Can a Comedy Ever Dominate the Zeitgeist Again?
At the end of the day, the biggest hurdle preventing comedies like the Austin Powers movies from dominating the zeitgeist again is the fact that comedies themselves appear no longer capable of doing so unless they’re wedded to a larger (and more stifling) intellectual property.
The brand of comedy Myers reveled in of course met its sunset well before the current death of the Hollywood studio laughers. As video essayist Patrick H. Willems pointed out in 2020, the Austin Powers flicks came out during the peak time for comedy actors to create larger than life and often cartoonish onscreen characters. In the years leading up to 1997’s International Man of Mystery, Jim Carrey was building a menagerie of strange beasts with Ace Ventura, Lloyd in Dumb and Dumber (1994), and The Mask (1994) while Eddie Murphy had just reinvented himself again as the Nutty Professor. Half of Adam Sandler’s earliest hits were just named after his latest buffoon: Billy Madison, Happy Gilmore, and the Waterboy. In the years after Goldmember, Will Ferrell would become arguably the most popular comedic leading man in Hollywood by starring in films with subtitles like The Legend of Ron Burgundy, The Ballad of Ricky Bobby, or simply Elf.

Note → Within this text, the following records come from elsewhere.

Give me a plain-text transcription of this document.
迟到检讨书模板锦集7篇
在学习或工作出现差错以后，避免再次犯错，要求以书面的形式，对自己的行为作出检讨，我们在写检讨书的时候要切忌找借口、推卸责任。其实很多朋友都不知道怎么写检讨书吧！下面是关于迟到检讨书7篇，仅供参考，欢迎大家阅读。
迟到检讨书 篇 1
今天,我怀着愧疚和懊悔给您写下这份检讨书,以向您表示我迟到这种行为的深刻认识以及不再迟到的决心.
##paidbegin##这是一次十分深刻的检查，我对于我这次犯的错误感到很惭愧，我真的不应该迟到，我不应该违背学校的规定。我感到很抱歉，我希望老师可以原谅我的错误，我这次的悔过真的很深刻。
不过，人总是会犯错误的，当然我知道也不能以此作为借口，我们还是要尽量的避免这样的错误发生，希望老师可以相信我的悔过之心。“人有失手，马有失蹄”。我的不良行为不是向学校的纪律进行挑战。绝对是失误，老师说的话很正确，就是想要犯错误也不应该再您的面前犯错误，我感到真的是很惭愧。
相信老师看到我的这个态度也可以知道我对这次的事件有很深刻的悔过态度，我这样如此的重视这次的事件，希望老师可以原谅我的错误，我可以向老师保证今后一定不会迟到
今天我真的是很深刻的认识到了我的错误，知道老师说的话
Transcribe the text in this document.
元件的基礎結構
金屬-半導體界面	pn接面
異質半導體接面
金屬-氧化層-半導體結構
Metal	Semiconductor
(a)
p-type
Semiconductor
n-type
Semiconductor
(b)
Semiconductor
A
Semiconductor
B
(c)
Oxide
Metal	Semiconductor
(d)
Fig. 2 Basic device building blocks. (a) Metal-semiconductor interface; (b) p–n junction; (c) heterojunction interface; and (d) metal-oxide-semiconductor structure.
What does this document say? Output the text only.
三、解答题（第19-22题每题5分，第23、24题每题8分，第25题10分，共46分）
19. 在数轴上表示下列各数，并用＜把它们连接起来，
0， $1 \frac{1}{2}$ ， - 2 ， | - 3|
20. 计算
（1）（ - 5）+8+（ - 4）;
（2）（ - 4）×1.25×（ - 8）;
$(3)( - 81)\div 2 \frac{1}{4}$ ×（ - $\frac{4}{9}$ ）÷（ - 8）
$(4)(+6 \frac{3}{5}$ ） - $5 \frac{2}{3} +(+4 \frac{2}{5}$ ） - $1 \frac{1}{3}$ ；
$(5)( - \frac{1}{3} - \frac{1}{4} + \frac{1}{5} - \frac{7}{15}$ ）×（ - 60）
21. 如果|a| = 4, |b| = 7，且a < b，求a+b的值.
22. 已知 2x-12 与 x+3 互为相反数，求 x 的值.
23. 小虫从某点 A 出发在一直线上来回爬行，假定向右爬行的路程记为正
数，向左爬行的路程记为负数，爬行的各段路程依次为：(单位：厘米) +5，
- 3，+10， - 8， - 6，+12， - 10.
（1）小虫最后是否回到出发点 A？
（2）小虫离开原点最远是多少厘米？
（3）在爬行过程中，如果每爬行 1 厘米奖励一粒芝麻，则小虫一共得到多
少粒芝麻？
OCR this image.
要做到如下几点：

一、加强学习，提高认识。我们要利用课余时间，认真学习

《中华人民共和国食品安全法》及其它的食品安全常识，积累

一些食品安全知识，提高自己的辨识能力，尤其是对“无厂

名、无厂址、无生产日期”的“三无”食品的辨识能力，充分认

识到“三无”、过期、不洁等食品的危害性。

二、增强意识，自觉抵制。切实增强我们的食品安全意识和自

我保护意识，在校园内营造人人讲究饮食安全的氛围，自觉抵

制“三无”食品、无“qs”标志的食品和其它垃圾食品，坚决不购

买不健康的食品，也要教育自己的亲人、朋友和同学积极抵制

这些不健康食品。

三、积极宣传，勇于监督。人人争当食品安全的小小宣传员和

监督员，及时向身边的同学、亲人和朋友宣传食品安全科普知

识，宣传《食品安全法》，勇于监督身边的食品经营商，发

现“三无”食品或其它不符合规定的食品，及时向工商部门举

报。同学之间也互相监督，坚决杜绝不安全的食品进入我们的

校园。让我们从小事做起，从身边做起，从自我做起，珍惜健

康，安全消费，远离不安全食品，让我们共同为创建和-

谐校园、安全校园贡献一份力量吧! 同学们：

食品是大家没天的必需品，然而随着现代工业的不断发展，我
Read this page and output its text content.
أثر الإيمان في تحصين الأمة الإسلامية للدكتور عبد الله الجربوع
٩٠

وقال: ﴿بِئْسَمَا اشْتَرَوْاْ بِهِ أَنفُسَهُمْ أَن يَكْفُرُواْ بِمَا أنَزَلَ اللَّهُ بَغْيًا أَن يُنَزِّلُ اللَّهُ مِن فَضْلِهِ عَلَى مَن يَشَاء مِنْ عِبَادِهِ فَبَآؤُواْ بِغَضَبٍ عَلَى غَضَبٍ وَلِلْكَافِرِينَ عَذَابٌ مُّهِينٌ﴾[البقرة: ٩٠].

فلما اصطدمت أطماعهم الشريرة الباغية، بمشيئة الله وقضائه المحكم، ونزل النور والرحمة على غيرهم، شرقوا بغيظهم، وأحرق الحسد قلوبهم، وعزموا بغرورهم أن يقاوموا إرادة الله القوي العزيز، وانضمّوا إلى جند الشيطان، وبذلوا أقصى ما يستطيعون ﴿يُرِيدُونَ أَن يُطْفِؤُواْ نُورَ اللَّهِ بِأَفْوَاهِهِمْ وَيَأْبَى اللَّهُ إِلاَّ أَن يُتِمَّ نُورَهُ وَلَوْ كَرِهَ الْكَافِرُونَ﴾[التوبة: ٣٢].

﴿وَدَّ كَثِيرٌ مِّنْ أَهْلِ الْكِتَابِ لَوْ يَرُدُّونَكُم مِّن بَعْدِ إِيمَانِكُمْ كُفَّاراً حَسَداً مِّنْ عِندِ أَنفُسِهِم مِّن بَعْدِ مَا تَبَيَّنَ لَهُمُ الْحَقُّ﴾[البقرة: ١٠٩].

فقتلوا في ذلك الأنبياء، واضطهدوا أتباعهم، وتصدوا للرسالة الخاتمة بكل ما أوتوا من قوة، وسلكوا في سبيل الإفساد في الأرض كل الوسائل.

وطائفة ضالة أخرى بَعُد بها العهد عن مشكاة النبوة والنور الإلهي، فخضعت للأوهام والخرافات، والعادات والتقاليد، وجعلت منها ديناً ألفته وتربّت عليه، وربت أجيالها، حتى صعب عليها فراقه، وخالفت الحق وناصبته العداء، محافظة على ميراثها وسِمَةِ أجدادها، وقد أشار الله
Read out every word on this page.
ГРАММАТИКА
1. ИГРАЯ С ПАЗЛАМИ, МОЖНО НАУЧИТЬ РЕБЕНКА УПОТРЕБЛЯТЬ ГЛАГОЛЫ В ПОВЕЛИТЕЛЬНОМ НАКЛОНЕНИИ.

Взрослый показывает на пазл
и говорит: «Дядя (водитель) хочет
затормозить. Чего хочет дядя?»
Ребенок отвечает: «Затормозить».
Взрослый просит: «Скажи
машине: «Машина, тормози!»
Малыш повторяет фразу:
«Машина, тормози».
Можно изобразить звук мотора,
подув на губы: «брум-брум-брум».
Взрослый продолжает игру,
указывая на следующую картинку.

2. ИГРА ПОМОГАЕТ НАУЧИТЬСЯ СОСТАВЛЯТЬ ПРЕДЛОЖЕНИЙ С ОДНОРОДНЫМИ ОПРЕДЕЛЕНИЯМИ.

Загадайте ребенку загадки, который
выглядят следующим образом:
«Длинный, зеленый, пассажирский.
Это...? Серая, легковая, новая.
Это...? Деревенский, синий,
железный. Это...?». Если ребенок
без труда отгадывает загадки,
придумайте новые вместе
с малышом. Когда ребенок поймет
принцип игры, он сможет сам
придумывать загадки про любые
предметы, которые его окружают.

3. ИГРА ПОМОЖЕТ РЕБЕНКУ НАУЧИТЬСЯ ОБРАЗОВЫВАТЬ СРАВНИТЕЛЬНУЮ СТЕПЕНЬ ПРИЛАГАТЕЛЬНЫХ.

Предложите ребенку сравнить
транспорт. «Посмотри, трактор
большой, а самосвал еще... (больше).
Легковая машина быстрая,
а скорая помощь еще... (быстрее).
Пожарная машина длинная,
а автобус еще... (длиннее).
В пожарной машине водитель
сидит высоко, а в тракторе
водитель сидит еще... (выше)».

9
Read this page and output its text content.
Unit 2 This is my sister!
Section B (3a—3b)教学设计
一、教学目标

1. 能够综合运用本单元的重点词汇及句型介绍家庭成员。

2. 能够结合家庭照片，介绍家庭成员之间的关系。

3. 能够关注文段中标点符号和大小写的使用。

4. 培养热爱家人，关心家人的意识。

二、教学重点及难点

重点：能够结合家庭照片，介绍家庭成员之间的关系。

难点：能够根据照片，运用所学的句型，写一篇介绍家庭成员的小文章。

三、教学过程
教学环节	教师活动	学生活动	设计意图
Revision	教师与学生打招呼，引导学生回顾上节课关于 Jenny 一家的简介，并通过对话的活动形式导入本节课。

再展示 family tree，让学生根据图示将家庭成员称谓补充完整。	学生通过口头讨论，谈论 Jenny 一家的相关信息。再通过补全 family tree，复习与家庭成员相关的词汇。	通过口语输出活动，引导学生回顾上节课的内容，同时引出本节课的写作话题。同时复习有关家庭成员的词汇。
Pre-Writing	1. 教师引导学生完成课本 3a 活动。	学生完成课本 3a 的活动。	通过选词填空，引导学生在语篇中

That style of humor began falling out of fashion by the late 2000s when Judd Apatow resurrected the R-rated comedy while directing and/or producing raunchy, foul-mouthed laughers that tended to rely on improvisational and slightly more grounded scenarios… which seemed to always come down to white man-children stuck in twentysomething arrested development learning to appreciate the power of friendship.
Still those types of movies, or the more out-and-out fratboy renaissance in pictures like The Hangover (2009), maintained the popularity of studio comedies as a viable genre and paved the way for perhaps more transgressive and cleverer efforts like 2011’s Bridesmaids.
Which is why it’s so odd that the studio comedy has largely seemed to vanish from the multiplex. Unlike, say, the death of the Western or the original Hollywood musical during the 1960s and early ‘70s, there’s no one flop or string of them to point to as the turning point either. Instead it seems, much like the mid-budget drama and the more benign romantic comedy, all studio comedies were abandoned by studios seeking to maximize profits for corporate shareholders via the release of more superhero movies and similar genre fare built around fanboy-love for old intellectual property.
There are exceptions of course, like 2018’s Game Night, but for every modest sleeper hit like that there are seemingly three more Booksmarts (2019), sharp, hilarious, and well-reviewed laughers generally produced by indie studios that die in theaters and maybe find an audience on streaming. Indeed, streaming increasingly has become the home for comedy stars who were once Myers’ contemporaries, such as Sandler in Netflix fare like Hubie Halloween (2020) or Apatow’s most recent directorial effort, last spring’s The Bubble. But if you watched those Netflix releases… you probably also noticed they were both awful.
Ultimately, when we live in a time where comedy is now mostly treated as shovel content by streaming services, it seems impossible for one to ever capture the zeitgeist again—certainly not to the point where Steven Spielberg deems it worthy enough to cameo in the sequel.